Establishing this COVID-Ready state requires the full and willing participation of people, a high level of organization within communities (with a special focus on protecting those who are most vulnerable especially in residential settings like care homes), public health services ( to organize the interruption of transmission and responses to outbreaks as well as to maintain ongoing health programmes and protection efforts) as well as COVID-Ready hospitals and other health care units.
The core of being COVID-Ready is that people are responsible for keeping themselves healthy, for preventing the illness from affecting others and for interrupting transmission when it starts. This means each person must be able to suspect they have been infected when they display COVID symptoms, isolating themselves immediately, reporting to their public health officers and being tested for the virus (ideally) in a place away from a health facility. Those with COVID will be triaged (mostly via telemedicine) and if deemed to need treatment, they would be referred to designated health care facilities where the personnel would be fully protected with PPE. Their contacts (from two days before they displayed symptoms) would be traced and required to isolate themselves, The better the contact tracing and isolation, the more likely the outbreak will rapidly suppressed.
I have written narratives and offered briefings about the need for capacity to interrupt transmission and suppress outbreaks to be in place within communities. I advocate for this COVID-Ready state to be in place and working before lockdowns are fully released. In many countries, the elements of the COVID-ready state are already in place but they need to be made to work at great speed.

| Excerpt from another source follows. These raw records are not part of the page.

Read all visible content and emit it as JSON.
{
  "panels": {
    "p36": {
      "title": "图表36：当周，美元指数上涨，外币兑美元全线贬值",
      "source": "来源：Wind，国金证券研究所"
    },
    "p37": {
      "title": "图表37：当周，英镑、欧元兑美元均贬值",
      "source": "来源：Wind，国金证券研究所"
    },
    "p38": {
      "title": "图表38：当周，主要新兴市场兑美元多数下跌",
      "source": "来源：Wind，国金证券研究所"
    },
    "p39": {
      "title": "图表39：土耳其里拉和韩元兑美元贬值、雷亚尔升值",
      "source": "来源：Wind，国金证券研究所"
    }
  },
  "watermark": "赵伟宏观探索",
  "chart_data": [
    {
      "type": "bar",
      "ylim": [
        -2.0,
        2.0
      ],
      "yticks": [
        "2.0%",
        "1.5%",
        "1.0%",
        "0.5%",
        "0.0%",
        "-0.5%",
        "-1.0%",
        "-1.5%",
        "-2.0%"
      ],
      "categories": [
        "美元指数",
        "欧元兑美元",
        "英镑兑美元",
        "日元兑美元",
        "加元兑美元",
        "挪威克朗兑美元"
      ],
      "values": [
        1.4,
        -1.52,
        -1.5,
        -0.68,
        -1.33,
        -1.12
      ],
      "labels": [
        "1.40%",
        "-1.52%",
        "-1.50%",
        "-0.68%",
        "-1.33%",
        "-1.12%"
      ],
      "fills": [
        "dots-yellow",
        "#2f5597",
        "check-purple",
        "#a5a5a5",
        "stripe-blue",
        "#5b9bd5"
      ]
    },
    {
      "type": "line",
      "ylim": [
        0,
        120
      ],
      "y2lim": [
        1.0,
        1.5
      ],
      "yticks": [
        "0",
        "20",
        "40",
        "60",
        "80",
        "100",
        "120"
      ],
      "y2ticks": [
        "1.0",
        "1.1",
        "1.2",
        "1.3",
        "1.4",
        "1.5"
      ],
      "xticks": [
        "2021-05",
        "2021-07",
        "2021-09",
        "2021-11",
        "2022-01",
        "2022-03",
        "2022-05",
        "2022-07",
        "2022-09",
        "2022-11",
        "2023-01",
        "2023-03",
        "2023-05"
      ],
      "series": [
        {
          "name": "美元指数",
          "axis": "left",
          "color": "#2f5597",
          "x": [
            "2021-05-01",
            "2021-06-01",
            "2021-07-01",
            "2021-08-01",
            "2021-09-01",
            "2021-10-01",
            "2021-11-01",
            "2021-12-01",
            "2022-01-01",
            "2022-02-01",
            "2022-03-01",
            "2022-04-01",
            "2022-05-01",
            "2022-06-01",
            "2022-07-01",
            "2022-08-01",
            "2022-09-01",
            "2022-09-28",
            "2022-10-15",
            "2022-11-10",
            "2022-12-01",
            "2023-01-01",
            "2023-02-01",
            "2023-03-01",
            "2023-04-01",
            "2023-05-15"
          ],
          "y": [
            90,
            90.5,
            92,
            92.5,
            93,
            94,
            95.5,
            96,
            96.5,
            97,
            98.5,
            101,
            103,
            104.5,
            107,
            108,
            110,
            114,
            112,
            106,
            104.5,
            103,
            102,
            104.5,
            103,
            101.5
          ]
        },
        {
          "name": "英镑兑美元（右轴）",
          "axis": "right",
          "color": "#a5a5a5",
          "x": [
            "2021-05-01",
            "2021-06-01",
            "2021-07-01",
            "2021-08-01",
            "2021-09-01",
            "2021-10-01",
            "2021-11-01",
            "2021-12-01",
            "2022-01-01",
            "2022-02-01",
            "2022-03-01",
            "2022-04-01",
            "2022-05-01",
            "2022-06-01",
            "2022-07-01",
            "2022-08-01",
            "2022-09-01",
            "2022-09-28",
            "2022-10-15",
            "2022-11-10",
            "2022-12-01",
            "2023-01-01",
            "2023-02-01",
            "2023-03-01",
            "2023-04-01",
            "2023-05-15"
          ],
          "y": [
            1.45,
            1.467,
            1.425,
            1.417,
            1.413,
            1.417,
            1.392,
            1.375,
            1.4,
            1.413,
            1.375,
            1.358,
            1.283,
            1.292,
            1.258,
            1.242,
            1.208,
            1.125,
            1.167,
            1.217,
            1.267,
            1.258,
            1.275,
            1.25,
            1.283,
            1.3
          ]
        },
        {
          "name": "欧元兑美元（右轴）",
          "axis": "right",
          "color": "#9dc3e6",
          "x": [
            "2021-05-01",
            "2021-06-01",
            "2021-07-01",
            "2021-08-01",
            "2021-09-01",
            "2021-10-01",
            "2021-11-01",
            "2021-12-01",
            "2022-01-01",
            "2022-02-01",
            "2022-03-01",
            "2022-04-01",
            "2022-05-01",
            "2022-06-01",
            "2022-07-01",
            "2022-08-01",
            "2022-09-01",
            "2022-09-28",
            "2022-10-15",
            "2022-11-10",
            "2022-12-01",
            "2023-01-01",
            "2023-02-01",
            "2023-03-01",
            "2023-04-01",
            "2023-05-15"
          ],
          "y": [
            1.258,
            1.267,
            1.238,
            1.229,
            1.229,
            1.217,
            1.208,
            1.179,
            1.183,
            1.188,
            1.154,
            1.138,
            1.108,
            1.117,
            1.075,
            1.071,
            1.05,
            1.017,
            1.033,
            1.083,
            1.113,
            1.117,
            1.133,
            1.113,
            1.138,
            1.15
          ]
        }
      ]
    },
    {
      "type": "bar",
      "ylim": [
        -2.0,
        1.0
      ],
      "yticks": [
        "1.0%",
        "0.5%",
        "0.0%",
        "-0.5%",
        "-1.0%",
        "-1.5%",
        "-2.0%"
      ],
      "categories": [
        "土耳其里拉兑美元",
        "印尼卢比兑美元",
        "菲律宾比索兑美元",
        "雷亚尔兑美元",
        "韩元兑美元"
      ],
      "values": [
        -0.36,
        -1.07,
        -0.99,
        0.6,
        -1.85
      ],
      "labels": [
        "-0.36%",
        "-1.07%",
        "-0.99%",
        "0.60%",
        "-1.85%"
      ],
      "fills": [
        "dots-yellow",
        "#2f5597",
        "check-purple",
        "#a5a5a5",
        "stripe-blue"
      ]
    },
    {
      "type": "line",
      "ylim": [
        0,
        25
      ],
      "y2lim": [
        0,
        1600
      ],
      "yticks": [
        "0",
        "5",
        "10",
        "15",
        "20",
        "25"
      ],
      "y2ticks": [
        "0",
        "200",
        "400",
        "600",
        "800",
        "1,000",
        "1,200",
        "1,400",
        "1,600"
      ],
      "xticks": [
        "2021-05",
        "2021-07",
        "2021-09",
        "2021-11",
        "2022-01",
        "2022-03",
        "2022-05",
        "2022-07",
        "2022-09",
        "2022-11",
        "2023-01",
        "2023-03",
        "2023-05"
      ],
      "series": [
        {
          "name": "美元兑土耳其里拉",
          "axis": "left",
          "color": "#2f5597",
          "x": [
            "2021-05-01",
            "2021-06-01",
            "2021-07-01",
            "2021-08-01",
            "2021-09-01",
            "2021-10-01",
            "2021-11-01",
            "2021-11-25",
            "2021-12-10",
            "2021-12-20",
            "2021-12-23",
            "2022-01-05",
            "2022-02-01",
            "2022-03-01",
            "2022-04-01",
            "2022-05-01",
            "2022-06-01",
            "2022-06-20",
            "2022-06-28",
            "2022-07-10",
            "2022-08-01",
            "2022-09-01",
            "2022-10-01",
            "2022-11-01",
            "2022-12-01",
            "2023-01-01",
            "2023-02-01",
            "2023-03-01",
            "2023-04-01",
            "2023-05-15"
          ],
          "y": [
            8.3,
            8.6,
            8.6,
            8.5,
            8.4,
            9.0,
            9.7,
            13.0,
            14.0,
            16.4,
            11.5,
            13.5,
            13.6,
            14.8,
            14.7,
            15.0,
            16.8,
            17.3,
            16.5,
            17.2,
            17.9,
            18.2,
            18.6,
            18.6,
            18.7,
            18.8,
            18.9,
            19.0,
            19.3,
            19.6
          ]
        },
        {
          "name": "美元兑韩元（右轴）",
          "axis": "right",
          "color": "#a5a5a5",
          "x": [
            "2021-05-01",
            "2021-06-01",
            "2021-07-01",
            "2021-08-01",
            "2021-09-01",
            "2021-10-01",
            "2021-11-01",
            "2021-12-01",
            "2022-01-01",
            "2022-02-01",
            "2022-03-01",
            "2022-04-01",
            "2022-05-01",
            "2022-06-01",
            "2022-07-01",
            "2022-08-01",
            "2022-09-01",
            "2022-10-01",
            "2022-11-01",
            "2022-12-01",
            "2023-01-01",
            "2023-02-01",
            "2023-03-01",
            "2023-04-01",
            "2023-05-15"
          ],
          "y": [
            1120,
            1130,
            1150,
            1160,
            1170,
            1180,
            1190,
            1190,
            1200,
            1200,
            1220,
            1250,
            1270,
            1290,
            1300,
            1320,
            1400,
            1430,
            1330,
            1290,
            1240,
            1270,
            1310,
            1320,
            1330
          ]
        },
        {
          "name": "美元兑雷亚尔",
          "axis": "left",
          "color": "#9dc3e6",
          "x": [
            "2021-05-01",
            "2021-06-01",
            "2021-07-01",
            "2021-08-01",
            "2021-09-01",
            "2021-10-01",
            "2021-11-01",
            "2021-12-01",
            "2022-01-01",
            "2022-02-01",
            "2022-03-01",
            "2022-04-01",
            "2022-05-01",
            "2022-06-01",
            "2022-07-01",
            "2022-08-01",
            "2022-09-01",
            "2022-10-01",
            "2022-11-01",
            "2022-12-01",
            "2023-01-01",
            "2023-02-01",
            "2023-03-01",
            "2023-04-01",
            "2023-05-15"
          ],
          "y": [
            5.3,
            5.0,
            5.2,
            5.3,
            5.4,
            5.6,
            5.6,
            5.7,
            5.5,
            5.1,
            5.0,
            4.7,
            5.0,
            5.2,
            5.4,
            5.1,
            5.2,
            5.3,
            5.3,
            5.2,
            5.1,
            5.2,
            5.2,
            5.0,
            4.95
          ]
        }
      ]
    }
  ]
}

The big challenge is to get the message about the need to get COVID-Ready out NOW in ways that help all – whatever their role in their societies – make some sense of it. What are the kind of changes we will be expected to make for the COVID-Ready state to be in place and functioning? We need to consider all means – spoken, written, with film and music, through broadcast and social media, through narratives and webinars, and most importantly through stimulating dialogue and encouraging weaving, everywhere. We need to be meeting people where they are; tuning into their realities, their context, their feelings; appreciating their different perspectives; feeling into the rhythm and pace of their lives right now as well as their readiness for mindset shifts; trying to see systems in the ways that they do – whether on a large scale or granular, particular.
We do need to focus on what it means to be COVID-Ready in poorer settings, as well as to be ready for other challenges that are laid bare both by the COVID outbreaks and the means that have to be in place – whether to suppress them as they start or contain them when they are big. I hear such messages coming from Dr Tedros and the WHO team, from other COVID envoys and from all working for public health with their shared identity, capacity for mutual respect and willingness to exchange information within a context of trust. We need their engagement to interpret the confusing science and chart ways forward including in the whole area of caring for older people.